The “sleepover question.” I hadn’t even realized this was a thing. Is your teenager allowed to bring his or her significant other home for the night, with all that you might expect such a date to entail? If your answer is no—and in spite of having what I would have said were relatively progressive attitudes towards teens and sex, made easier by the fact that I still only deal with teenagers in the abstract, I can see that it rationally might be—I’m sorry. According to Amy Schalet, assistant professor of sociology at the University of Massachusetts, Amherst, you are, especially as compared to the modern Dutch parent, a backwards, squeamish type. You’ve condemned your child to a life of sneaking around, hiding important parts of their lives and growth. There you have it, in stark terms: make up the bed for them, or lies and disconnection will surely follow.
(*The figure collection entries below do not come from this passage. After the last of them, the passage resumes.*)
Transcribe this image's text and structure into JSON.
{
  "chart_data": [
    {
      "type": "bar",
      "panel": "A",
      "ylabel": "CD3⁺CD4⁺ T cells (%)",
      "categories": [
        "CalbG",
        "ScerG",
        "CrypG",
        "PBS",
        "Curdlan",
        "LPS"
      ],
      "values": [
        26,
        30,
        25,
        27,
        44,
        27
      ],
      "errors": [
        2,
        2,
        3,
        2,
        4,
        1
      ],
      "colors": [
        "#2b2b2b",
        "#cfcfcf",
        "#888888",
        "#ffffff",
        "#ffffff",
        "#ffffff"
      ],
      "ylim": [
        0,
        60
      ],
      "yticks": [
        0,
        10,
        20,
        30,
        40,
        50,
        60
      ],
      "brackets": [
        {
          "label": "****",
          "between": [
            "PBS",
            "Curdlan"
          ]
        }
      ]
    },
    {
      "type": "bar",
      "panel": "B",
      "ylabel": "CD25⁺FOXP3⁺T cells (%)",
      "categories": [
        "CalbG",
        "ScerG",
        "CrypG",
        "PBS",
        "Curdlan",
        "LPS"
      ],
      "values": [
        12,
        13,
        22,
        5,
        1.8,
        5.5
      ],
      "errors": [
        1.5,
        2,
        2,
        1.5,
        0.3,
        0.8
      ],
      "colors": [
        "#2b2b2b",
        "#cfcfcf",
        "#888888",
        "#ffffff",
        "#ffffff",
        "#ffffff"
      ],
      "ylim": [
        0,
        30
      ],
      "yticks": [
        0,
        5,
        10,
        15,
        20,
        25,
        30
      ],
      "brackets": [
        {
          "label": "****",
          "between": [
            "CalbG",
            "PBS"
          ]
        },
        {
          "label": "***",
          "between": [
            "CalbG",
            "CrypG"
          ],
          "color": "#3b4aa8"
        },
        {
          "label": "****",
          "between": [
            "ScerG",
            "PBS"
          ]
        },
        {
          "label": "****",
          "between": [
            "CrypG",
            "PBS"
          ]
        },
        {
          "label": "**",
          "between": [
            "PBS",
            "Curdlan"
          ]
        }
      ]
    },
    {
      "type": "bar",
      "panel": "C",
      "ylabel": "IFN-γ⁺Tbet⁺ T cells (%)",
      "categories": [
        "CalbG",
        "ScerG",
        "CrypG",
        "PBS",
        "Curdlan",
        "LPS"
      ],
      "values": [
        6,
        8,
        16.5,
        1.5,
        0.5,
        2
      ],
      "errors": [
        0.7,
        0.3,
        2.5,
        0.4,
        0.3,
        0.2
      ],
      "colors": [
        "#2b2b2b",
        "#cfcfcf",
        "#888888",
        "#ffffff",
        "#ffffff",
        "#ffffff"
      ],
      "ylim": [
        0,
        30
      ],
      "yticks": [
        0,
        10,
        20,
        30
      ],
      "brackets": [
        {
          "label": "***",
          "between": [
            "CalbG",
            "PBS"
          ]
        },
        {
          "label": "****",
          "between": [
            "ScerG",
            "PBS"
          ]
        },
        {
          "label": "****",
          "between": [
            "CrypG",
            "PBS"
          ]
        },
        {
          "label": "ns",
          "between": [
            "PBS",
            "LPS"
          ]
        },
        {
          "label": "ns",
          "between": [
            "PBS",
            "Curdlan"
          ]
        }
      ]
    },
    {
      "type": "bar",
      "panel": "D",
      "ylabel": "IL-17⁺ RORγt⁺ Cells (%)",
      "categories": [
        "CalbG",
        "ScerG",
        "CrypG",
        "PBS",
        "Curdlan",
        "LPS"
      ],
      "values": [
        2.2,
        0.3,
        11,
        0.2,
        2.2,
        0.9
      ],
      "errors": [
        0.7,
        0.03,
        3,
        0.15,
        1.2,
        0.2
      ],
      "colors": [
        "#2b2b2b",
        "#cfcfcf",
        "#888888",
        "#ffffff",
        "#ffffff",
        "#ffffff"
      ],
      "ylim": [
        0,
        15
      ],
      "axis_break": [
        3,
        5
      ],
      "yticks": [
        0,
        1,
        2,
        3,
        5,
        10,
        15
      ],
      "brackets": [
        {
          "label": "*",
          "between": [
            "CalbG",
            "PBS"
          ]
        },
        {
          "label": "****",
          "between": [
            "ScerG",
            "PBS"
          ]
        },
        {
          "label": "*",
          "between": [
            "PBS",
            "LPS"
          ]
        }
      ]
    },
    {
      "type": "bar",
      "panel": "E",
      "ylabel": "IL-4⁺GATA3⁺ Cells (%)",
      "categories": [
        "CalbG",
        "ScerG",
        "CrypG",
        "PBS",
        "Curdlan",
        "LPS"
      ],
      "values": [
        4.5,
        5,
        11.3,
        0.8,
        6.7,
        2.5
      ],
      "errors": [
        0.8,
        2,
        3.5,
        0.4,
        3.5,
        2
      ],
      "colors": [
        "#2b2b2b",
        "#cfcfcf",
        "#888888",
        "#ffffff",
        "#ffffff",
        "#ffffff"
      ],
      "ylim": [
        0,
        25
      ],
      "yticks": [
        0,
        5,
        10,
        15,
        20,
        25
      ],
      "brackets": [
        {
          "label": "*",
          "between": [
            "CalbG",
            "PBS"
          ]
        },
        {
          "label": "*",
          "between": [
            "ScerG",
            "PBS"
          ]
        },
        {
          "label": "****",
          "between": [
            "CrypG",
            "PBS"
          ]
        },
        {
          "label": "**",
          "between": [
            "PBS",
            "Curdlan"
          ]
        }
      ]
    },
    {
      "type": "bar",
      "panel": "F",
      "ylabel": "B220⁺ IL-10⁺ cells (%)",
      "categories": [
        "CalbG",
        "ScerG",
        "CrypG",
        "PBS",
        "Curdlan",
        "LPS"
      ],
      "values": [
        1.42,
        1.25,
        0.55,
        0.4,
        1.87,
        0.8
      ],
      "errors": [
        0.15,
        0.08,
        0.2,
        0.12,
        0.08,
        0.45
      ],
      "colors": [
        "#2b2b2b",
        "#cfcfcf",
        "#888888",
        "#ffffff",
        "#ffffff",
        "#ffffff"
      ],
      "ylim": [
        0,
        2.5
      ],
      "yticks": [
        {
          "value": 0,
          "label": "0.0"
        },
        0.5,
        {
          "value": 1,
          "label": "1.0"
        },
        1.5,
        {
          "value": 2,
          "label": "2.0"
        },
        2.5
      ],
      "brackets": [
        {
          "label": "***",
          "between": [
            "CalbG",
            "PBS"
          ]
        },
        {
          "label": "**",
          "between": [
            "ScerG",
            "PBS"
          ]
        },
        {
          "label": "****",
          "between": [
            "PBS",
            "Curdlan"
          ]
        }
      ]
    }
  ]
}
Are you, like me, suspecting that the presence of a happy medium that has escaped the probing gaze of the writer? (Or, more likely, the provocative and polemic prose view necessary to gain opinion space in the New York Times?) Schalet appears to have done some really interesting research into Dutch social mores and found that teens in that country are more likely to talk to their parents about pregnancy and contraception, and more likely to behave in traditionally desirable ways—plus sex. “[T]hey bring up their partners in conversation, introduce them to their parents and help them make favorable impressions.” Dutch parents, too, are better models: They “regard teenagers, girls and boys, as capable of falling in love, and of reasonably assessing their own readiness for sex. … [They] talk to their children about sex and its unintended consequences and urge them to use contraceptives and practice safe sex.”

Those do seem like goals any family might aspire to, keeping in mind that whether a teenager is truly capable of judging his or her readiness should probably be considered on a case-by-case basis. But when packaged with the usual “Americans are less sophisticated about sex than Europeans” message and an affirmative answer to the “sleepover question,” it’s hard to imagine Schalet’s conclusions will persuade many parents to open their minds any further.

And that’s a shame. Because I can see plenty of reasons for answering that “sleepover” question in the negative. Parent-permitted sleepovers can encourage relationships to become more committed than teens might be ready for, even after intercourse. They send a distinct message to younger siblings. They rush another part of the growing up process. But more openness about sex, including conversations intended to help “teenagers prepare, responsibly, for active sex lives,” and even an acceptance of sex as a part of your teenager’s life, wouldn’t necessarily entail granting your 14-year-old’s desire to “wake up next to the person you love.” Schalet might help more families if, while encouraging parents to be more open about teen sex lives, she was a little less narrowly focused on what that “openness” should mean.